After several prototypes were completed at the Longbridge factory, the car was released to the public in July 1922, and almost 2,500 were produced in the first year. The car soon became a huge hit, displacing the previous cyclecars that had dominated the market as affordable cars, and a variety of different models were made available, including the two-door open tourers affectionately known as the Chummy. Around 300,000 Austin 7s were produced between 1922 and 1939, but only 10,000 or so are still in existence today.
“I’d wanted a Chummy for a long time,” said Margaret. “I’m not a mechanic – I can change a wheel, and sort out the oil and all that, but engineering-wise, you either need to know your stuff or buy what they call ‘a good one’. So Clive came at just the right time.”
This is the first time that Margaret’s Chummy will have ever competed, having been used as a road car for the entirety of its life. As part of her quest to give the car a fantastic new history, Margaret has been enjoying runs out with the ‘Chummy Ladies’, a group of Austin 7 Chummy enthusiasts who travel the length and breadth of the country in search of afternoon teas, historic houses and a good stretch of road.

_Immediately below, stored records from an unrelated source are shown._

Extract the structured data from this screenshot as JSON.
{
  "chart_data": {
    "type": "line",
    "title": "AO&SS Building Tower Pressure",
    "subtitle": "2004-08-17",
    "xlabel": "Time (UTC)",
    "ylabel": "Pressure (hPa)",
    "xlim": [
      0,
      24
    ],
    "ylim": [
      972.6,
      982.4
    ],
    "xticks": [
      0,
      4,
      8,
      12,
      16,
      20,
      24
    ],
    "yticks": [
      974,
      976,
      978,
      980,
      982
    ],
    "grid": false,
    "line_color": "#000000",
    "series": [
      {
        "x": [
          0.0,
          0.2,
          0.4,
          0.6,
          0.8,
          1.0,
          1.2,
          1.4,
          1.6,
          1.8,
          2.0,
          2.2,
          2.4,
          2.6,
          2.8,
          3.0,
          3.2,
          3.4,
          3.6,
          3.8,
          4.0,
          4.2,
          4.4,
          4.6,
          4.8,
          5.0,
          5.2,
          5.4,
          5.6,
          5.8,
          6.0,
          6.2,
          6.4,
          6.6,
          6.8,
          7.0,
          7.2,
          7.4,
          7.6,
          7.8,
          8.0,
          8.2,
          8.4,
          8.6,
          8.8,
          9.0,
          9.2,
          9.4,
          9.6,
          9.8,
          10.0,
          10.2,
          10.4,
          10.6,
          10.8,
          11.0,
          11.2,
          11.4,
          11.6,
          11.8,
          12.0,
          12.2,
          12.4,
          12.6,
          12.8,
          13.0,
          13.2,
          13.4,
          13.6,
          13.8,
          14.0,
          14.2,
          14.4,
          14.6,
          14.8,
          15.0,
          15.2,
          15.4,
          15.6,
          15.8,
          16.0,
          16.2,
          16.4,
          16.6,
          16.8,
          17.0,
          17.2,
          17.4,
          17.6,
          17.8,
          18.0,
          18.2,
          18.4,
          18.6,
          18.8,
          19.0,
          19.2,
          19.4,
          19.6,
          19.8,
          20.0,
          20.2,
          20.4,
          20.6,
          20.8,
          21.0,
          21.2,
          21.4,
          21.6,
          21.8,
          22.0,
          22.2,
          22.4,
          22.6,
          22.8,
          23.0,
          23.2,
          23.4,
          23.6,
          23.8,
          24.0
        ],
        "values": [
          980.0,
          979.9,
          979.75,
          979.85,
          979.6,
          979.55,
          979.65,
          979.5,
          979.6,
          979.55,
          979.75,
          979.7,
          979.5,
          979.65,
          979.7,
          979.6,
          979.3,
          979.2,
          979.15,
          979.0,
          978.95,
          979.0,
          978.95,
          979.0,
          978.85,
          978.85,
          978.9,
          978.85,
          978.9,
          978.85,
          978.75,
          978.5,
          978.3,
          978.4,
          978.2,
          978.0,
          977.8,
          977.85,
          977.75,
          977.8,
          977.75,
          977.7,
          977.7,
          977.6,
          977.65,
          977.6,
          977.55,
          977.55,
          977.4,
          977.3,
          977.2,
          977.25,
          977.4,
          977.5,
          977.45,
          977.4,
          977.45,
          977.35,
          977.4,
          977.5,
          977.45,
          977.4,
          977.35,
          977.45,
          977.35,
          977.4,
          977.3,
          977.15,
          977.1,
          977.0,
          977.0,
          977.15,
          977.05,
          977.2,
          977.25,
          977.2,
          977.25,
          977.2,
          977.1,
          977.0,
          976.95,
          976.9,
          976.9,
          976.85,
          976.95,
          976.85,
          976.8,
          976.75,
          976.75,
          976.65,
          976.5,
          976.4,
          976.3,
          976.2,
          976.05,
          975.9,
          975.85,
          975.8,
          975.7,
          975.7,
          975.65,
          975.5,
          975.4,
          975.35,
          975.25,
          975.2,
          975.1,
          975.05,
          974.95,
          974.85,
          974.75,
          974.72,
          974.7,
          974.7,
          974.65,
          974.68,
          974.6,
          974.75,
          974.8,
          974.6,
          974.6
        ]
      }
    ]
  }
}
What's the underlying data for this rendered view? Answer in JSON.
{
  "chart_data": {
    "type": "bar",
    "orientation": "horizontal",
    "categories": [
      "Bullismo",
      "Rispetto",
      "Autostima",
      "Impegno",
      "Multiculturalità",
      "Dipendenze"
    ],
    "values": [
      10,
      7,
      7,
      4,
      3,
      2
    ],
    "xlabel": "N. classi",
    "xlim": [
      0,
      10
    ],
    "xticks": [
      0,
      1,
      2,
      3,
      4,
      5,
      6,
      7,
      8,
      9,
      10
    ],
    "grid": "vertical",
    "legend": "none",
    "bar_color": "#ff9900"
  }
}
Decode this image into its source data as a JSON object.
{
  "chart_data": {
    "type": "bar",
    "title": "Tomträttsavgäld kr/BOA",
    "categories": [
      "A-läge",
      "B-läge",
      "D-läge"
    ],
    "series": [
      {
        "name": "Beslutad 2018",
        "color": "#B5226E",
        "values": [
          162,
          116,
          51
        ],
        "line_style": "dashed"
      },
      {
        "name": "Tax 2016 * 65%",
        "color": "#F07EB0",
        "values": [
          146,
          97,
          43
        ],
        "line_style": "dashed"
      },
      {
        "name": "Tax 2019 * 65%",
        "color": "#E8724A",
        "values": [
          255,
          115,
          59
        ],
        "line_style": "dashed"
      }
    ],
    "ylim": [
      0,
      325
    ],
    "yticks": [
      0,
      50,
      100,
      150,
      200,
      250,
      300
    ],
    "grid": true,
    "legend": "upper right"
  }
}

An average Chummy Ladies tour will add over 400 miles to the odometer over all kinds of terrain, so Margaret is confident that the Chummy will be able to handle the challenging Chateau Impney course. “Oh, he’ll be top notch!” said Margaret. “My mechanic says I can run him from John O’ Groats to Land’s End and back again. But hopefully, my mechanic will come along to the Hill Climb just in case we need to make any adjustments.”
Margaret is no stranger to the Chateau Impney Hill Climb. If you spent any time in the paddock at 2015’s event, you would have heard Margaret making important announcements over the tannoy, calling cars into position and making sure that everything ran on time. However, behind that calm exterior was a burning desire to get off the sidelines and onto the hill.
Thanks to her experience as a paddock marshal, she knows the Chateau Impney course inside-out, and is determined to make sure that the Chummy has a spectacular debut at the Hill Climb.
Margaret will be joined on the hill by her husband, who will be marshalling over the weekend. The two have been marshalling together at various VSCC meets over the past few years and have shared a love of motorsport since they first met. “I’ll have to be very sensible and very careful as I pass him by at the Hill Climb. But he said that they’ll probably go off to lunch when I start, and by the time they’ve come back, I’ll have just reached the top of the hill, which is most unkind!”
“If the Fiat S76 is the ‘Beast of Turin’, then Clive is the ‘Lamb of Longbridge’ – but it’ll be good fun all the same, and I’ll make sure that Clive will be hot-footing it up the hill as fast as he can!”
We wish Margaret the very best of luck, and we look forward to helping her write a new chapter in the Chummy’s story.